Premier récit d’une Vietnamienne qui vit au Québec depuis l’âge de 10 ans, Ru est l’une des plus belles surprises de la rentrée.
Il y a une image merveilleuse dans Ru, le premier livre de Kim Thúy. Une image merveilleuse parmi tant d’autres. Un étang de lotus en banlieue de Hanoi. Des femmes «au dos arqué, aux mains tremblantes», assises au fond d’une barque, qui vont d’un plant à l’autre, déposant délicatement à l’intérieur de chaque fleur quelques feuilles de thé qu’elles recueilleront au lendemain, tout imprégnées du parfum des lotus. Chaque feuille de thé conservera ainsi «l’âme de ces fleurs éphémères».
Dans son roman Ru, Kim Thuy rend hommage à tous ces gens qu’elle a croisés, qu’elle a eu «la chance de côtoyer».Photo fournie par Libre Expression
«La fleur de lotus pousse dans la vase des marécages, rappelle Kim Thúy. J’ai toujours aimé cette image. Pour moi, ce que ça signifie, c’est que peu importe l’environnement dans lequel vous baignez, la véritable beauté ne peut pas en être affectée.»
Kim Thúy est née à Saigon en 1968, pendant l’offensive du Têt. À 10 ans, sa famille et elle fuyaient le Vietnam cachés dans la cale d’un bateau, entassés les uns sur les autres. Après avoir vécu quatre mois en Malaisie dans un camp de réfugiés, ils se sont installés à Granby, autant dire sur une autre planète.
Dans Ru, elle raconte, au fil de la mémoire qui avance par vagues, insouciante de l’ordre du temps, ses souvenirs pêle-mêle. Ceux de sa maison à Saigon, occupée par des soldats qui s’approprient tout; de la cale du bateau où 200 réfugiés vivent pendant des jours et des nuits à la lueur d’une ampoule nue accrochée à un clou rouillé; de l’année passée à Granby, où la famille de Kim est accueillie à bras ouverts, invitée partout, au zoo, à la cabane à sucre, dans les chalets des gens; d’autres réfugiés, dont Monsieur Ming, ce Vietnamien qui le premier lui a parlé «de littérature, de la beauté des mots».
«J’avais 16 ans, raconte-t-elle. J’étais employée, le soir, dans une clinique dentaire, et après mon travail, j’allais rejoindre mon père dans ce restaurant chinois de Côte-des-Neiges où il faisait la livraison le soir. J’avais le droit de m’installer dans un coin du resto pour faire mes devoirs, jusqu’à ce qu’il finisse son travail.

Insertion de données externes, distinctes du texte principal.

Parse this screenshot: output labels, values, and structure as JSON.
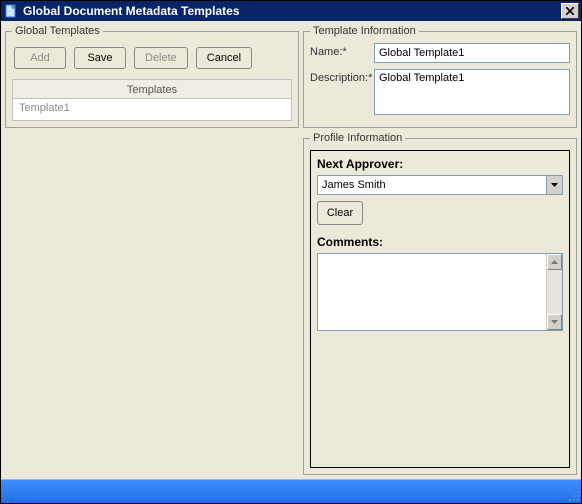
{
  "window": {
    "title": "Global Document Metadata Templates"
  },
  "global_templates": {
    "legend": "Global Templates",
    "buttons": {
      "add": "Add",
      "save": "Save",
      "delete": "Delete",
      "cancel": "Cancel"
    },
    "list_header": "Templates",
    "items": [
      "Template1"
    ]
  },
  "template_info": {
    "legend": "Template Information",
    "name_label": "Name:*",
    "name_value": "Global Template1",
    "desc_label": "Description:*",
    "desc_value": "Global Template1"
  },
  "profile": {
    "legend": "Profile Information",
    "next_approver_label": "Next Approver:",
    "next_approver_value": "James Smith",
    "clear_label": "Clear",
    "comments_label": "Comments:",
    "comments_value": ""
  }
}
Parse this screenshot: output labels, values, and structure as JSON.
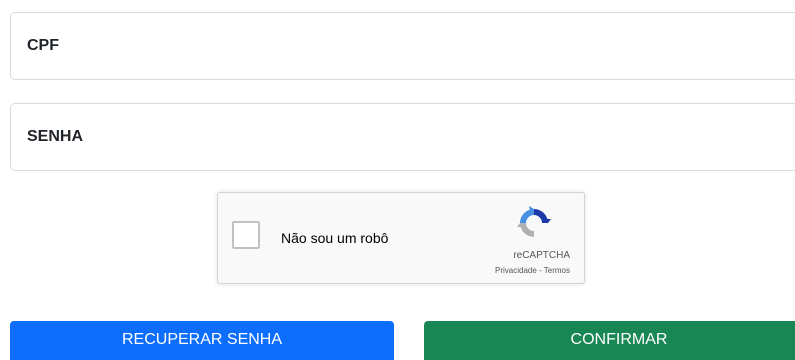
{
  "form": {
    "cpf_placeholder": "CPF",
    "cpf_value": "",
    "senha_placeholder": "SENHA",
    "senha_value": ""
  },
  "captcha": {
    "label": "Não sou um robô",
    "brand": "reCAPTCHA",
    "privacy_link": "Privacidade",
    "separator": " - ",
    "terms_link": "Termos",
    "checked": false,
    "logo_icon": "recaptcha-logo-icon"
  },
  "buttons": {
    "recover_label": "RECUPERAR SENHA",
    "confirm_label": "CONFIRMAR"
  },
  "colors": {
    "recover_button": "#0d6efd",
    "confirm_button": "#198754",
    "field_border": "#d9dbde",
    "captcha_background": "#f9f9f9"
  }
}
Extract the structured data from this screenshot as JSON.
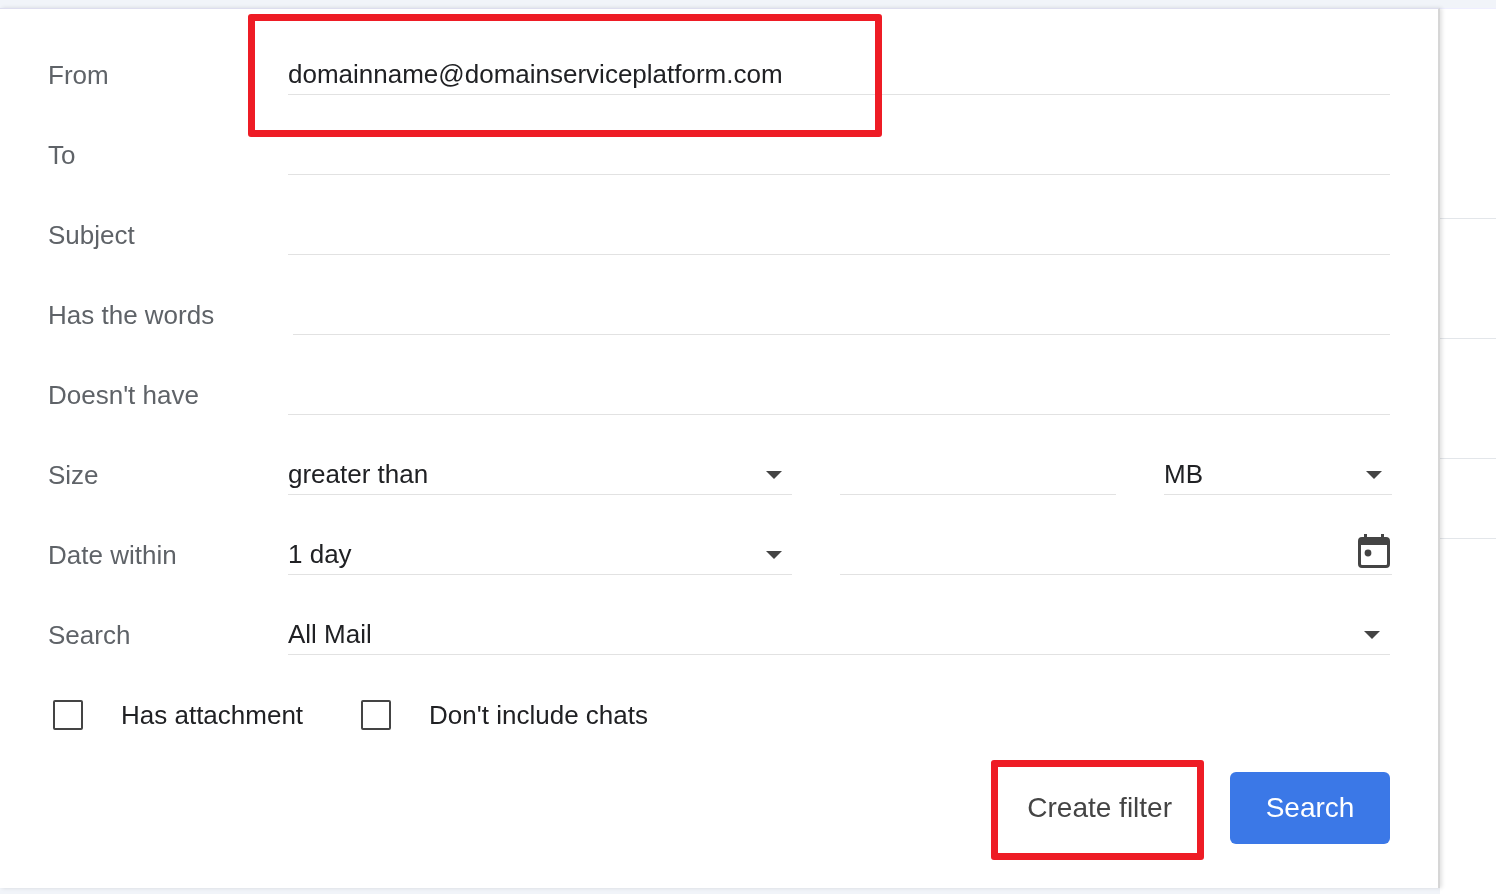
{
  "fields": [
    {
      "kind": "text",
      "label": "From",
      "value": "domainname@domainserviceplatform.com",
      "highlighted": true
    },
    {
      "kind": "text",
      "label": "To",
      "highlighted": false
    },
    {
      "kind": "text",
      "label": "Subject",
      "highlighted": false
    },
    {
      "kind": "text",
      "label": "Has the words",
      "highlighted": false
    },
    {
      "kind": "text",
      "label": "Doesn't have",
      "highlighted": false
    },
    {
      "kind": "size",
      "label": "Size",
      "comparison": "greater than",
      "unit": "MB",
      "highlighted": false
    },
    {
      "kind": "date",
      "label": "Date within",
      "value": "1 day",
      "highlighted": false
    },
    {
      "kind": "select",
      "label": "Search",
      "value": "All Mail",
      "highlighted": false
    }
  ],
  "checkboxes": [
    {
      "label": "Has attachment",
      "checked": false
    },
    {
      "label": "Don't include chats",
      "checked": false
    }
  ],
  "buttons": [
    {
      "kind": "text",
      "label": "Create filter",
      "highlighted": true
    },
    {
      "kind": "primary",
      "label": "Search",
      "highlighted": false
    }
  ]
}
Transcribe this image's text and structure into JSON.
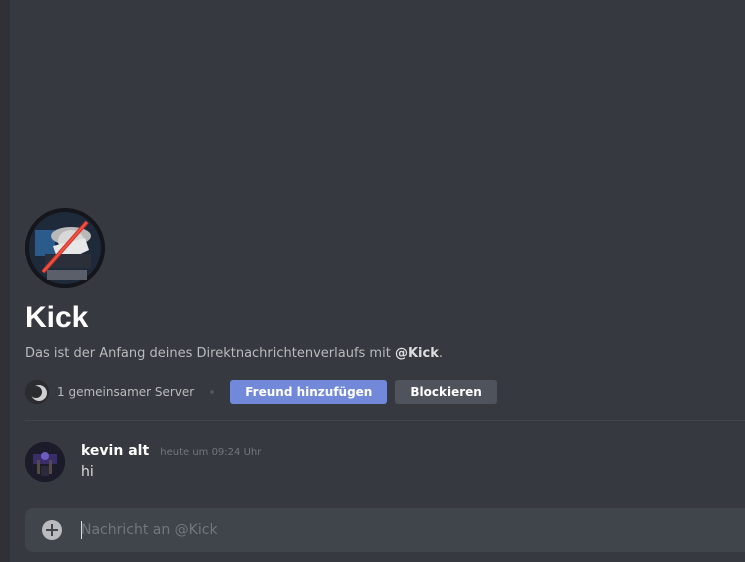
{
  "dm": {
    "title": "Kick",
    "intro_prefix": "Das ist der Anfang deines Direktnachrichtenverlaufs mit ",
    "intro_mention": "@Kick",
    "intro_suffix": ".",
    "mutual_servers": "1 gemeinsamer Server",
    "add_friend_label": "Freund hinzufügen",
    "block_label": "Blockieren"
  },
  "messages": [
    {
      "author": "kevin alt",
      "timestamp": "heute um 09:24 Uhr",
      "content": "hi"
    }
  ],
  "composer": {
    "placeholder": "Nachricht an @Kick",
    "attach_icon": "plus-circle-icon"
  },
  "colors": {
    "background": "#36393f",
    "primary_button": "#7289da",
    "secondary_button": "#4f545c",
    "composer_bg": "#40444b"
  }
}
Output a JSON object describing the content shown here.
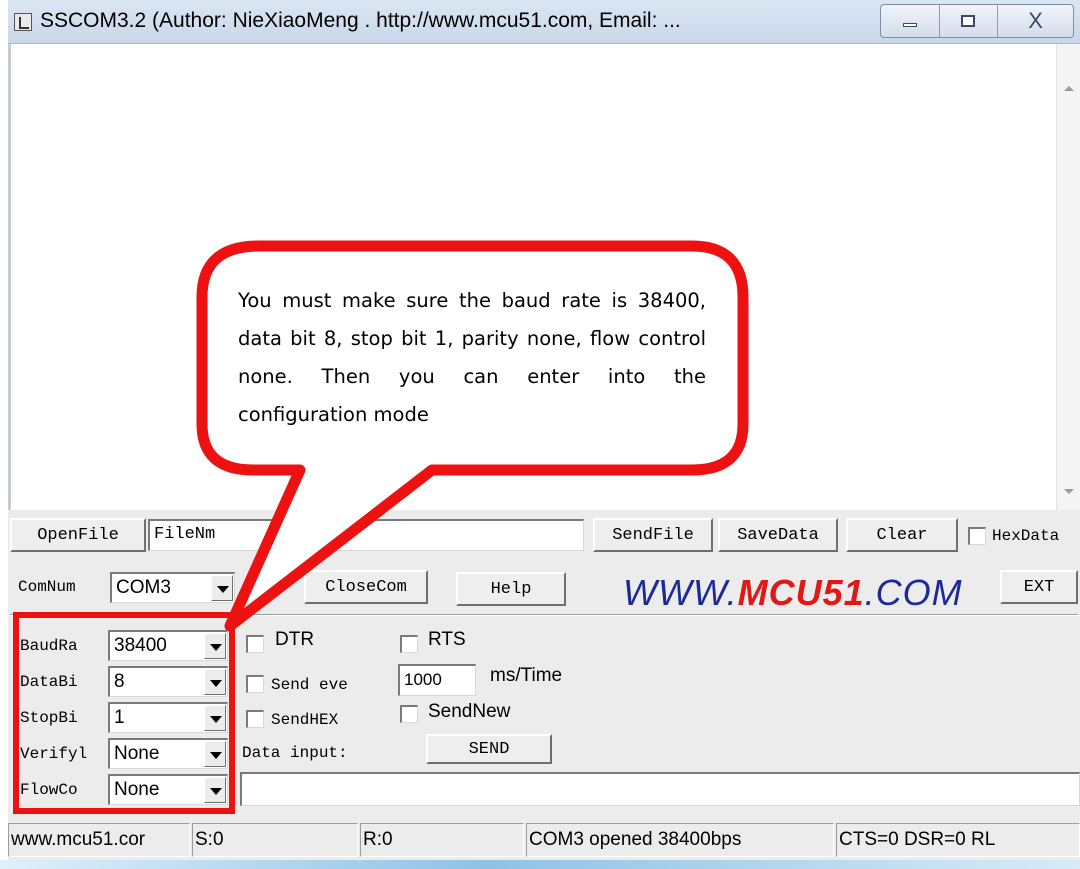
{
  "window": {
    "title": "SSCOM3.2 (Author: NieXiaoMeng .  http://www.mcu51.com,  Email: ...",
    "minimize_icon": "minimize-icon",
    "maximize_icon": "maximize-icon",
    "close_glyph": "X"
  },
  "toolbar": {
    "open_file": "OpenFile",
    "file_name": "FileNm",
    "send_file": "SendFile",
    "save_data": "SaveData",
    "clear": "Clear",
    "hex_data": "HexData"
  },
  "port_row": {
    "com_num_label": "ComNum",
    "com_num_value": "COM3",
    "close_com": "CloseCom",
    "help": "Help",
    "logo_left": "WWW.",
    "logo_mid": "MCU51",
    "logo_right": ".COM",
    "ext": "EXT"
  },
  "settings": [
    {
      "label": "BaudRa",
      "value": "38400"
    },
    {
      "label": "DataBi",
      "value": "8"
    },
    {
      "label": "StopBi",
      "value": "1"
    },
    {
      "label": "Verifyl",
      "value": "None"
    },
    {
      "label": "FlowCo",
      "value": "None"
    }
  ],
  "options": {
    "dtr": "DTR",
    "rts": "RTS",
    "send_every": "Send eve",
    "interval": "1000",
    "interval_unit": "ms/Time",
    "send_hex": "SendHEX",
    "send_new": "SendNew",
    "data_input": "Data input:",
    "send": "SEND"
  },
  "status": {
    "site": "www.mcu51.cor",
    "sent": "S:0",
    "received": "R:0",
    "port_state": "COM3 opened 38400bps",
    "lines": "CTS=0 DSR=0 RL"
  },
  "callout": {
    "text": "You must make sure the baud rate is 38400, data bit 8, stop bit 1, parity none, flow control none. Then you can enter into the configuration mode",
    "color": "#ee1111"
  }
}
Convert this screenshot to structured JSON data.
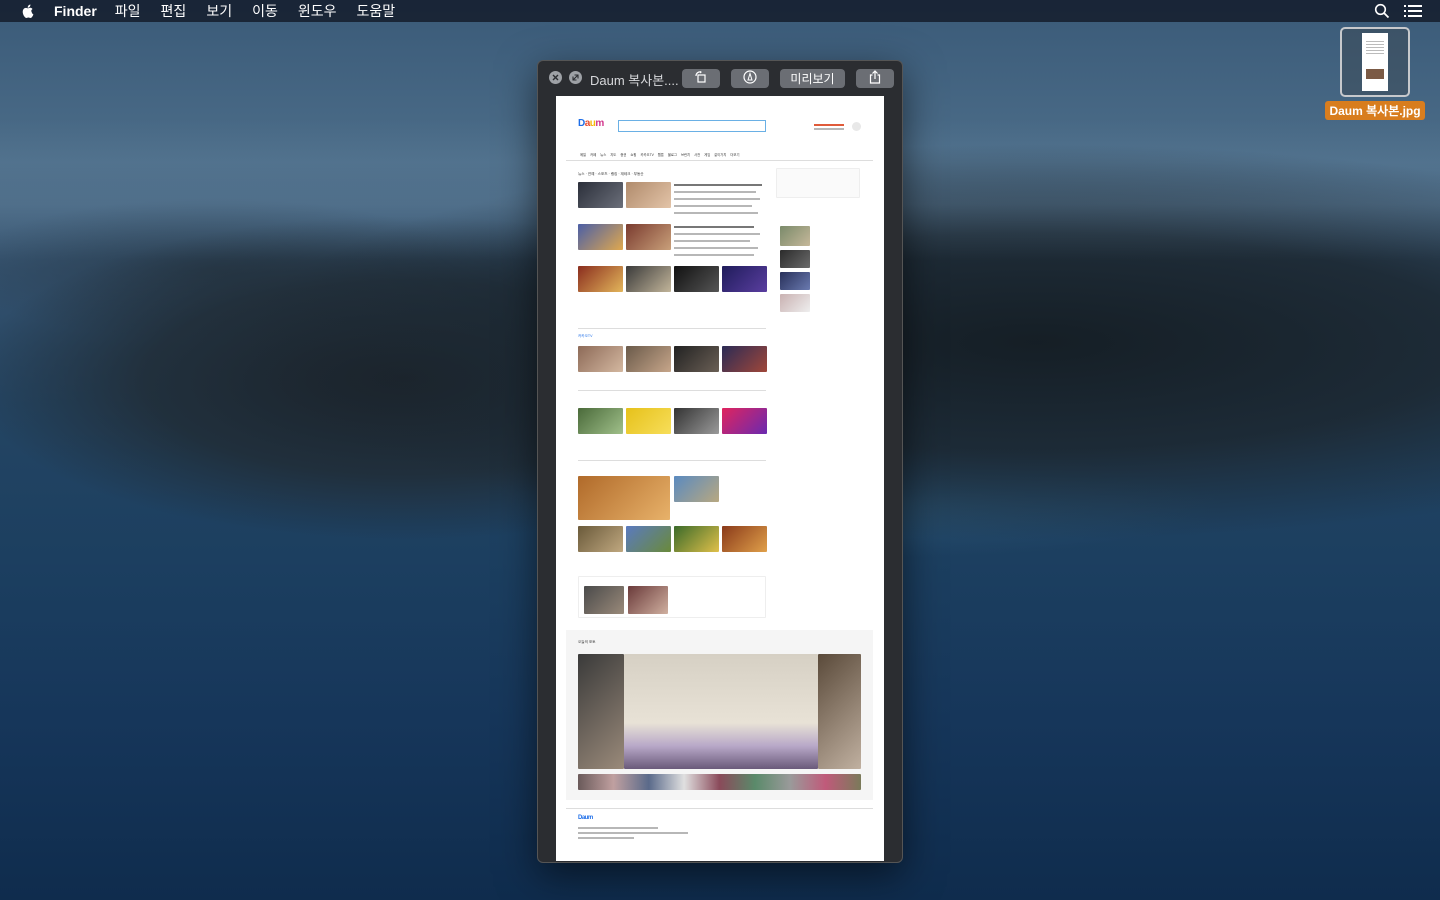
{
  "menubar": {
    "app_name": "Finder",
    "items": [
      "파일",
      "편집",
      "보기",
      "이동",
      "윈도우",
      "도움말"
    ],
    "icons": [
      "apple-icon",
      "spotlight-search-icon",
      "notification-center-icon"
    ]
  },
  "desktop": {
    "file_label": "Daum 복사본.jpg"
  },
  "quicklook": {
    "title": "Daum 복사본....",
    "open_button_label": "미리보기",
    "icons": [
      "close-icon",
      "fullscreen-icon",
      "rotate-icon",
      "markup-icon",
      "share-icon"
    ]
  },
  "daum_page": {
    "logo": {
      "d": "D",
      "a": "a",
      "u": "u",
      "m": "m"
    },
    "nav": [
      "메일",
      "카페",
      "뉴스",
      "지도",
      "증권",
      "쇼핑",
      "카카오TV",
      "웹툰",
      "블로그",
      "브런치",
      "사전",
      "게임",
      "같이가치",
      "더보기"
    ],
    "news_tabs": "뉴스 · 연예 · 스포츠 · 랭킹 · 재테크 · 부동산",
    "kakaotv_title": "카카오TV",
    "today_title": "오늘의 포토",
    "footer_logo": "Daum"
  },
  "colors": {
    "accent_orange": "#d87d1e",
    "window_bg": "#2b2d31",
    "daum_blue": "#1e6ee8",
    "daum_red": "#e84a2e",
    "daum_yellow": "#f5b90a",
    "daum_pink": "#d1338b"
  }
}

C’est là que j’ai rencontré Monsieur Ming. Cet homme, qui avait étudié la littérature à la Sorbonne, avait survécu aux camps de rééducation grâce à un tout petit morceau de papier sur lequel il écrivait et réécrivait jour après jour, pour ne pas succomber à la folie. C’est grâce à lui que j’ai découvert la pureté, le pouvoir de l’écriture. L’écriture pouvait vraiment sauver des vies.»
Dans Ru, qui signifie «petit ruisseau» en français, et «berceuse» ou «bercer» en vietnamien, Kim Thúy lui rend hommage, comme elle rend hommage à tous ces gens qu’elle a croisés, qu’elle a eu «la chance de côtoyer» – ses anges gardiens de Granby, les Claudette, les Messieurs Girard qui ont été sa deuxième famille; son oncle excentrique, sa grand-mère majestueuse, sa mère forte, dure, aimante.
«Mon récit n’est pas un récit autobiographique, insiste-t-elle. Ce livre-là n’est pas mon histoire. Je prends l’excuse de raconter «à travers moi» l’histoire de tous ces gens que j’ai croisés. Malgré leurs souffrances, leur immense pauvreté, il y a dans leur histoire une beauté extrême.»
Ru était à peine sorti des presses que les droits étaient vendus en France, en Italie, en Suède, en Allemagne, en Espagne… Un conte de fées pour cette femme qui a été traductrice, interprète, avocate, restauratrice (elle a tenu pendant 5 ans le restaurant Ru de Nam, à Côte-des-neiges), avant de se mettre à l’écriture. Qu’elle gagne autant de coeurs en écrivant dans sa langue seconde n’est pas étonnant. «Je suis une enfant de la loi 101, francophile, francophone dans l’âme, explique-t-elle. Je parle vietnamien, bien sûr, mais c’est un vietnamien d’enfant, de cuisine. Ma langue, celle dans laquelle je suis capable de réfléchir, de ressentir les choses, c’est le français.»